I hope your readers can stand one more letter concerning the $75,000 pay raise for University of Montana President George Dennison. There is no doubt that Dennison is a very nice fella and deserves all of the glowing words. And perhaps a raise, also. But not in the present atmosphere.
Above all, he doesn’t need a golden parachute to drag into retire ment for the rest of his life. The small difference in pay isn’t worth the stigma. And perhaps he would have been held in even higher esteem if he would have just rejected the raise instead of accepting it.
To try to answer Eileen Kennedy’s question, “What is obscenity?” (letter, March 9), we must look to the Montana commissioner of higher education and the Board of Regents. The word that they keep tossing around as an excuse for their actions is “parity.” They claim it has been their policy for almost 40 years. They weren’t using it when they hired the new Montana State University President Waded Cruzado at $280,000. If they would have, they would have put her salary at $205,050, on a par with Dennison’s. Parity goes both ways.

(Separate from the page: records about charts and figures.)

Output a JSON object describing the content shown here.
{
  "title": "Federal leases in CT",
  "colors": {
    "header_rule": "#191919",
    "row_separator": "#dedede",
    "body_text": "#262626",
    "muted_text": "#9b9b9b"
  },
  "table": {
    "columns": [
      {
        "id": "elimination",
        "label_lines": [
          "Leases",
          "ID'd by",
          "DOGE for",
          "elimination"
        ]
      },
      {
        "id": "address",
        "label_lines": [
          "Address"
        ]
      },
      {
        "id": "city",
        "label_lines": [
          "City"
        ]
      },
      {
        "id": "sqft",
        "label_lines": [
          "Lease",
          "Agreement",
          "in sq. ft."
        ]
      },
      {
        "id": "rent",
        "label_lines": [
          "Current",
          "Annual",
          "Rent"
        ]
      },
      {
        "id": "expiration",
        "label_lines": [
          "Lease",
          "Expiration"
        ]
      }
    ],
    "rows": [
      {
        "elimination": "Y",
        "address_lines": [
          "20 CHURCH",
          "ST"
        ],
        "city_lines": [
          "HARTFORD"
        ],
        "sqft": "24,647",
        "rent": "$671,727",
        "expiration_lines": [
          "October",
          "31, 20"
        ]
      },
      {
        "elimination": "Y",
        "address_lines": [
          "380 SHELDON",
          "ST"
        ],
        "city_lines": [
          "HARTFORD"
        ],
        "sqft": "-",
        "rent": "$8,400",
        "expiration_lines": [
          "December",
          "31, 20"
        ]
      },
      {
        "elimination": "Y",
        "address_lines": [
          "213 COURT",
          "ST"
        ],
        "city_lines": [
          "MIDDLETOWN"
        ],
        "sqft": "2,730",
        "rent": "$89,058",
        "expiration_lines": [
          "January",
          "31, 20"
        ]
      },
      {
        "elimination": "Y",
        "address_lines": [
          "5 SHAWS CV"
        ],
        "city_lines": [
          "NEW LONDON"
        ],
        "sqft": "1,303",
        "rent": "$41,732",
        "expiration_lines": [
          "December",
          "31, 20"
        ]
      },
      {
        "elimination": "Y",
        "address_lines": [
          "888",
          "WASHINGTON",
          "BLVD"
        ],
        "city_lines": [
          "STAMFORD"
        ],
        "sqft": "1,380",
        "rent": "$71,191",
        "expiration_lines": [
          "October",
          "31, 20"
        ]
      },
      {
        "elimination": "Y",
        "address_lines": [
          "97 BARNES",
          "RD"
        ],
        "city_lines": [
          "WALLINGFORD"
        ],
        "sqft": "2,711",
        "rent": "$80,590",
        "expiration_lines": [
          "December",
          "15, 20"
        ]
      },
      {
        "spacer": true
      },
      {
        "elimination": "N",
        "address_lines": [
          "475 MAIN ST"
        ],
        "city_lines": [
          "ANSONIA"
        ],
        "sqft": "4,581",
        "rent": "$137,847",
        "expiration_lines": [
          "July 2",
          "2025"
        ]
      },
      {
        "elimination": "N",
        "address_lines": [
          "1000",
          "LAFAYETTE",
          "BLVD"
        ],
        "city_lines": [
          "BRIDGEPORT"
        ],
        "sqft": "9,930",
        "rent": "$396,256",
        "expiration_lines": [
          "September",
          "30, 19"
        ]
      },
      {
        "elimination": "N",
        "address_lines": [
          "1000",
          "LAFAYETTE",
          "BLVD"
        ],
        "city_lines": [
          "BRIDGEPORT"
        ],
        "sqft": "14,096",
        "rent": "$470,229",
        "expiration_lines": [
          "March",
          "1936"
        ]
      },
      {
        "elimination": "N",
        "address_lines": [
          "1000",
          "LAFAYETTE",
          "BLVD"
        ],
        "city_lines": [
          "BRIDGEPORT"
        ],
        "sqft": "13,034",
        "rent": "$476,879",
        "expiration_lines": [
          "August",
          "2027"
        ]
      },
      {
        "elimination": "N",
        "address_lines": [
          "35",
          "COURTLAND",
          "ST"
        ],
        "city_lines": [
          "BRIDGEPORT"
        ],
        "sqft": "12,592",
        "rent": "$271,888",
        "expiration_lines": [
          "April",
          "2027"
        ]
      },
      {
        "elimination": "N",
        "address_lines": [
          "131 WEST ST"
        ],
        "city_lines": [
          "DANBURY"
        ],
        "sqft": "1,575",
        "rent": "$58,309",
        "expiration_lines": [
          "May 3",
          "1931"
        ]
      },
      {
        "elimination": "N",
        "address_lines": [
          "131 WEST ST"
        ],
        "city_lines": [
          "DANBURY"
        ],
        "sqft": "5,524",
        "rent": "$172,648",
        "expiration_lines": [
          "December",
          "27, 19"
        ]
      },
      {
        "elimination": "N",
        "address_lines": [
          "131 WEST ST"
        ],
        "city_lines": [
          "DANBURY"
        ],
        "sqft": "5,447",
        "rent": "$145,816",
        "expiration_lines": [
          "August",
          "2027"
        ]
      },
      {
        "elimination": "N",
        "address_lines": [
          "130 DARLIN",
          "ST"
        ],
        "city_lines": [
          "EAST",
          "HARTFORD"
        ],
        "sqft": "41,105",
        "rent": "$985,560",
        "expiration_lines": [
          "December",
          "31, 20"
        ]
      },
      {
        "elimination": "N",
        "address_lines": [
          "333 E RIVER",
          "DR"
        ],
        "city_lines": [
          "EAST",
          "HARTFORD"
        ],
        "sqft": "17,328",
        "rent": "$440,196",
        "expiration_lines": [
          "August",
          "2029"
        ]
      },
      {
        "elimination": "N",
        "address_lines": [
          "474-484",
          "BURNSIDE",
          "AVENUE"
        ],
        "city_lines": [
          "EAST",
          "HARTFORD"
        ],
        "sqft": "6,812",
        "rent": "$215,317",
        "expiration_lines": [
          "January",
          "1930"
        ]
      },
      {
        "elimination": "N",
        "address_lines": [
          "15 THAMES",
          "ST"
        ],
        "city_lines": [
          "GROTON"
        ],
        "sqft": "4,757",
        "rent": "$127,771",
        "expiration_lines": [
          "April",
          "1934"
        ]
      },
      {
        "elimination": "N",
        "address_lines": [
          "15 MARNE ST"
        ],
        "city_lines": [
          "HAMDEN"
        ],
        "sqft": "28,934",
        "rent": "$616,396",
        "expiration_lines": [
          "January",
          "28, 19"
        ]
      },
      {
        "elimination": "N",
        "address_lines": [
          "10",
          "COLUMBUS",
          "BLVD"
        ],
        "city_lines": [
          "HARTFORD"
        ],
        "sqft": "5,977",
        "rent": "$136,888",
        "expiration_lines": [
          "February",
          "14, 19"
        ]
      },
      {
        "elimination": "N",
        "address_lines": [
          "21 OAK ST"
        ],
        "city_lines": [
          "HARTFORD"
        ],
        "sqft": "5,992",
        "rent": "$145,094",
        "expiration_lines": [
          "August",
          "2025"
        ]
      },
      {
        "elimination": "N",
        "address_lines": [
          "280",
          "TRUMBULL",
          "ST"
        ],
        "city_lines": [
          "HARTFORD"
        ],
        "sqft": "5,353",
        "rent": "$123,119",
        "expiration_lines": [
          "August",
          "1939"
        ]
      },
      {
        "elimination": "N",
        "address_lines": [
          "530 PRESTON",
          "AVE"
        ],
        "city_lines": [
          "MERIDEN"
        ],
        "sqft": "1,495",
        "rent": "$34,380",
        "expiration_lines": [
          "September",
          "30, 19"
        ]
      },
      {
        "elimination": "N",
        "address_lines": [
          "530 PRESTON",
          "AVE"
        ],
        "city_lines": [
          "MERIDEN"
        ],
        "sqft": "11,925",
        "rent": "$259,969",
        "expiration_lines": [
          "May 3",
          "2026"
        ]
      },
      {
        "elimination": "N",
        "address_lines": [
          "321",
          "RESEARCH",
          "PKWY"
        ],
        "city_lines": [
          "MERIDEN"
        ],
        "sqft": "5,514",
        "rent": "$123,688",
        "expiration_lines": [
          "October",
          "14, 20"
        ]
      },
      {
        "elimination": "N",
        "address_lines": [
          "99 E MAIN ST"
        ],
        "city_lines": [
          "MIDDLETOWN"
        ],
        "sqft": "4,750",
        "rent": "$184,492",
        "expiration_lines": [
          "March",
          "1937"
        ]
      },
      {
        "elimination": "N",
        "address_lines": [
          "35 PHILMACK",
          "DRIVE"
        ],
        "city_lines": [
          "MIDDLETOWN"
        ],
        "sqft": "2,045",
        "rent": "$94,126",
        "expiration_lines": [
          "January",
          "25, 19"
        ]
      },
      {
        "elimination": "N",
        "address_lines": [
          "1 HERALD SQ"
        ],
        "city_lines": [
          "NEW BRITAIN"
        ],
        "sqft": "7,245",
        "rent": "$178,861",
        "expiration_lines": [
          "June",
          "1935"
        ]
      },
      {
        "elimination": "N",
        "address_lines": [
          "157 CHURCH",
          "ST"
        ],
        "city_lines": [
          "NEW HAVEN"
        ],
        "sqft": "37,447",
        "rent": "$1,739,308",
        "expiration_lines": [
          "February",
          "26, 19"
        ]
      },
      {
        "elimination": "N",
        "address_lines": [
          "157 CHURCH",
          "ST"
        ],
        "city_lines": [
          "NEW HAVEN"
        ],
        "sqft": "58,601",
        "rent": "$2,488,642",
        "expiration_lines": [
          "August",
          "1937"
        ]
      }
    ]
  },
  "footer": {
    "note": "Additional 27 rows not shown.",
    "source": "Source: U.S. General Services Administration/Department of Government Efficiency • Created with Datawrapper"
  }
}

But let me put it another way – in a little story that comes to mind:
Once there were seven regents. They were all in the same boat called “Parity.” They were all playing with guns. Six of the Regents shot themselves in the foot. The seventh regent, the good one whose name was Todd, missed his foot and blew a hole in the boat. And that’s why the boat won’t float.
Do we need seven regents? Why not cut it down to five or three or maybe even one? We’d still have an odd number to break tie votes, and save enough on regents’ salaries to pay for the university presidents’ raises they voted for.